Antônio começou a trabalhar ainda na roça, colhendo batatinhas. Mudou-se para a cidade no início dos anos 1990 e, em 1992, iniciou sua jornada no colégio. O apelido nasceu ali mesmo, em meio a uma brincadeira durante um período de mudanças internas na escola — e nunca mais saiu. O “Bigode” virou identidade.

Desde então, viu o ensino mudar, acompanhou transições administrativas, recebeu alunos do antigo Colégio General Carneiro e testemunhou a transformação da própria educação. “Antes levavam mais a sério”, observa, ao comparar gerações. Para ele, a chegada dos celulares em sala alterou comportamentos e exigiu novas regras. Ainda assim, acredita que conversa continua sendo o melhor instrumento.

Não se aposentou, embora já pudesse. “Eu gosto do trabalho”, resume. A frase parece simples, mas carrega a dimensão de quem poderia estar em casa e escolhe permanecer. Para ele, servir é mais do que função; é propósito.

Ao longo de mais de três décadas, Bigode viu crianças tornarem-se adultos, alguns hoje professores, policiais, profissionais estabelecidos na cidade e fora dela. Reconhece ex-alunos pelo jeito de andar, pelo olhar, pelo sorriso que não mudou desde a infância. E guarda histórias que não cabem em relatórios — algumas, ele prefere manter em sigilo, protegendo alunos e famílias.

Entre os episódios mais marcantes, recorda-se de uma estudante que enfrentava sérios problemas familiares e pensava em abandonar os estudos. Foi no portão, em uma conversa simples, que ele insistiu para que ela continuasse. Anos depois, formada, voltou à escola para ministrar palestra e agradecer. “Se não fosse aquela conversa, eu teria desistido”, disse ela, segundo ele relembra com emoção contida.

Há também o cotidiano menos visível: as desculpas criativas pelos atrasos, as pequenas infrações resolvidas com diálogo, o papel de conselheiro improvisado. “Às vezes tem que ser mais psicólogo do que funcionário”, admite.

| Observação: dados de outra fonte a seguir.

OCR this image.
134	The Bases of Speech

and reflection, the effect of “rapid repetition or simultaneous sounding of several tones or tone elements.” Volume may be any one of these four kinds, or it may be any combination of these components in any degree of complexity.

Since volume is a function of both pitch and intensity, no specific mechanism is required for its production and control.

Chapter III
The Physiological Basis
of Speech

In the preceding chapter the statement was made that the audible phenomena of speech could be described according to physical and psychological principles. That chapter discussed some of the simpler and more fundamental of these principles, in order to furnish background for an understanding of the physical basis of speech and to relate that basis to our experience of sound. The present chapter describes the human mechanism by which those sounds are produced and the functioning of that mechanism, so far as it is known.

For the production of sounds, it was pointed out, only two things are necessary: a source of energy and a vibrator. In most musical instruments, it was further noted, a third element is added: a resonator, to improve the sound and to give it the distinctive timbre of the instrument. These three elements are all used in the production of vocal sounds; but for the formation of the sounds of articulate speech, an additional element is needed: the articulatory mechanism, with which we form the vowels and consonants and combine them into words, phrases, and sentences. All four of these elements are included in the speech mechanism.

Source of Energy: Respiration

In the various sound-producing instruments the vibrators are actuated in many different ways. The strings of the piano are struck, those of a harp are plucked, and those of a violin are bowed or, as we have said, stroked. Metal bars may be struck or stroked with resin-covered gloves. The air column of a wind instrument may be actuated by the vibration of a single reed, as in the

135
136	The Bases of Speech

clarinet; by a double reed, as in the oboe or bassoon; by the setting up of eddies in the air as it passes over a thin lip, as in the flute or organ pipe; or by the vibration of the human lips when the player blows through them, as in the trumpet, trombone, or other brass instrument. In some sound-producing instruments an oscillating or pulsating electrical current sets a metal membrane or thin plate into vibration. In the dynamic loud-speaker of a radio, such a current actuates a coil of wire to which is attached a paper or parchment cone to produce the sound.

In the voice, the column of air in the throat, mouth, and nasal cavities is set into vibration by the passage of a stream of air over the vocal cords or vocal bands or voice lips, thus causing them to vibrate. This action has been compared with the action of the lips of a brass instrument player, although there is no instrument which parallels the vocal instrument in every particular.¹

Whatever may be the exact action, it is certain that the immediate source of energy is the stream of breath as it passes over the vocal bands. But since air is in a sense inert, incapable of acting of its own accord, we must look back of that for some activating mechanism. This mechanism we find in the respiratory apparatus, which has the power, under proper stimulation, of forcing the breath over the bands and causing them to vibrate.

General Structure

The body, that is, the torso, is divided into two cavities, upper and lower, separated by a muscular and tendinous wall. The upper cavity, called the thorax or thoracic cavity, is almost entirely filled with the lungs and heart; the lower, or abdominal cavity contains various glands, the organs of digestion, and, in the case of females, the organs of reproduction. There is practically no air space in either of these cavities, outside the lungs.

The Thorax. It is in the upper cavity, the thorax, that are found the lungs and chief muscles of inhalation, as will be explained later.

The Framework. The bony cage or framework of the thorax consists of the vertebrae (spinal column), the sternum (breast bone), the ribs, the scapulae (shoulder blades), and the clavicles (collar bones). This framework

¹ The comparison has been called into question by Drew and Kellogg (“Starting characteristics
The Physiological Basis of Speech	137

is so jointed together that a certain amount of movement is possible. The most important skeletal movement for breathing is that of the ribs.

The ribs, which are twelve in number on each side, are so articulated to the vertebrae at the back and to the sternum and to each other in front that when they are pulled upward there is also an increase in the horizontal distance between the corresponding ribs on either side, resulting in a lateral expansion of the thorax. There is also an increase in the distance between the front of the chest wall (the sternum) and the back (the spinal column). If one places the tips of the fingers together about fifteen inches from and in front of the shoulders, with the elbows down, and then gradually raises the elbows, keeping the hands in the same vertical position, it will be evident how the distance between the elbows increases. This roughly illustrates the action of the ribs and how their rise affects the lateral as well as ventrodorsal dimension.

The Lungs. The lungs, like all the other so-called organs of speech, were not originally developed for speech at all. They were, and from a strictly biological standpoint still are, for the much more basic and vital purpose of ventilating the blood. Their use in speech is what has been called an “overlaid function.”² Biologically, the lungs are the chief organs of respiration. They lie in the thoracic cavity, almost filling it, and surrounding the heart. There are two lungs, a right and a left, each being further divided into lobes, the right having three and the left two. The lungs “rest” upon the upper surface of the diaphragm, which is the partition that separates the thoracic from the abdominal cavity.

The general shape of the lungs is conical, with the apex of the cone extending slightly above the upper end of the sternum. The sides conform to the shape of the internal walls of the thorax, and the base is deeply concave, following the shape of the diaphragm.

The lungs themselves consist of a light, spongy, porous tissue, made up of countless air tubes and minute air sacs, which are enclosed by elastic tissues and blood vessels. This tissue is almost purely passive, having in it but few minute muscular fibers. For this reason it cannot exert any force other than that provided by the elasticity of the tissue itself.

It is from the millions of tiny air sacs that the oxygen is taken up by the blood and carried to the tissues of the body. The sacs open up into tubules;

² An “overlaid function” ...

Oficialmente, sua função é controlar entradas e saídas. Na prática, é o primeiro adulto que muitos alunos encontram ao chegar e o último ao sair.

No primeiro dia de aula, enquanto pais registram fotos e alunos exibem ansiedade, ele observa algo que poucos percebem: o “gás” dos novatos, a curiosidade, o brilho nos olhos de quem ainda quer descobrir cada canto da escola. Para ele, esse entusiasmo inicial é um lembrete anual de que a educação começa também na porta.

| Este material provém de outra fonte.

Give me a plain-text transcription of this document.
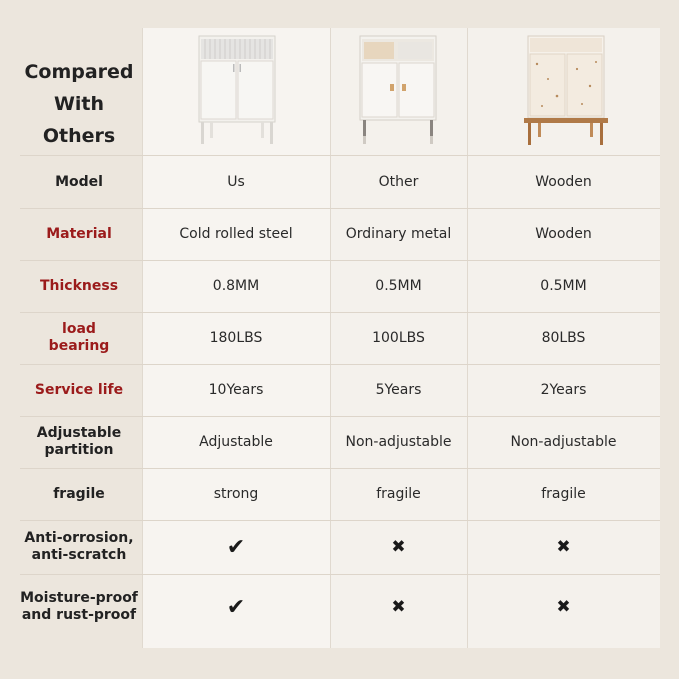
Compared
With Others
Model	Us	Other	Wooden
Material	Cold rolled steel	Ordinary metal	Wooden
Thickness	0.8MM	0.5MM	0.5MM
load
bearing	180LBS	100LBS	80LBS
Service life	10Years	5Years	2Years
Adjustable
partition	Adjustable	Non-adjustable	Non-adjustable
fragile	strong	fragile	fragile
Anti-orrosion,
anti-scratch	✔	✖	✖
Moisture-proof
and rust-proof	✔	✖	✖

Bigode completa 68 anos em março. São 34 deles dedicados ao colégio. Tempo suficiente para que a instituição e sua história pessoal se confundam. “A gente é meio doente pelo que faz”, brinca, referindo-se ao apego ao trabalho. Mas o exagero é apenas aparente. O que há, de fato, é pertencimento.

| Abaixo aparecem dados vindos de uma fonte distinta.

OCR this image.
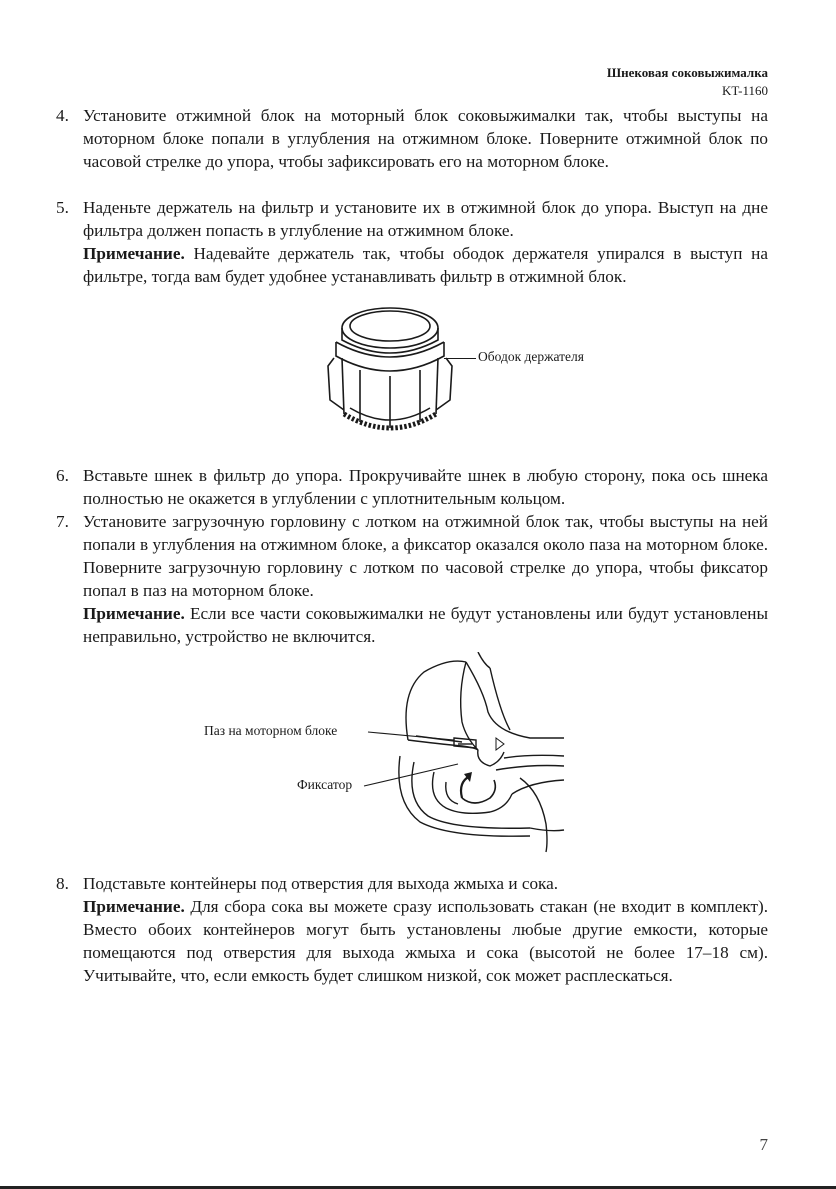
Шнековая соковыжималка
KT-1160
4. Установите отжимной блок на моторный блок соковыжималки так, чтобы выступы на моторном блоке попали в углубления на отжимном блоке. Поверните отжимной блок по часовой стрелке до упора, чтобы зафиксировать его на моторном блоке.

5. Наденьте держатель на фильтр и установите их в отжимной блок до упора. Выступ на дне фильтра должен попасть в углубление на отжимном блоке.

Примечание. Надевайте держатель так, чтобы ободок держателя упирался в выступ на фильтре, тогда вам будет удобнее устанавливать фильтр в отжимной блок.

Ободок держателя
6. Вставьте шнек в фильтр до упора. Прокручивайте шнек в любую сторону, пока ось шнека полностью не окажется в углублении с уплотнительным кольцом.

7. Установите загрузочную горловину с лотком на отжимной блок так, чтобы выступы на ней попали в углубления на отжимном блоке, а фиксатор оказался около паза на моторном блоке. Поверните загрузочную горловину с лотком по часовой стрелке до упора, чтобы фиксатор попал в паз на моторном блоке.

Примечание. Если все части соковыжималки не будут установлены или будут установлены неправильно, устройство не включится.

Паз на моторном блоке
Фиксатор
8. Подставьте контейнеры под отверстия для выхода жмыха и сока.

Примечание. Для сбора сока вы можете сразу использовать стакан (не входит в комплект). Вместо обоих контейнеров могут быть установлены любые другие емкости, которые помещаются под отверстия для выхода жмыха и сока (высотой не более 17–18 см). Учитывайте, что, если емкость будет слишком низкой, сок может расплескаться.

7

Com o ano letivo recomeçando, o movimento no portão volta a ganhar ritmo. Novos alunos chegam, outros se despedem. Entre abraços e orientações, Bigode permanece no mesmo lugar — não por falta de opção, mas por escolha. Em tempos de rotatividade e relações superficiais, sua permanência lembra que escolas são feitas de prédios e currículos, mas também de pessoas que sustentam a memória afetiva de uma comunidade. E há funções que, embora não estejam nos livros pedagógicos, são decisivas para que cada história tenha um começo seguro — logo ali, na entrada.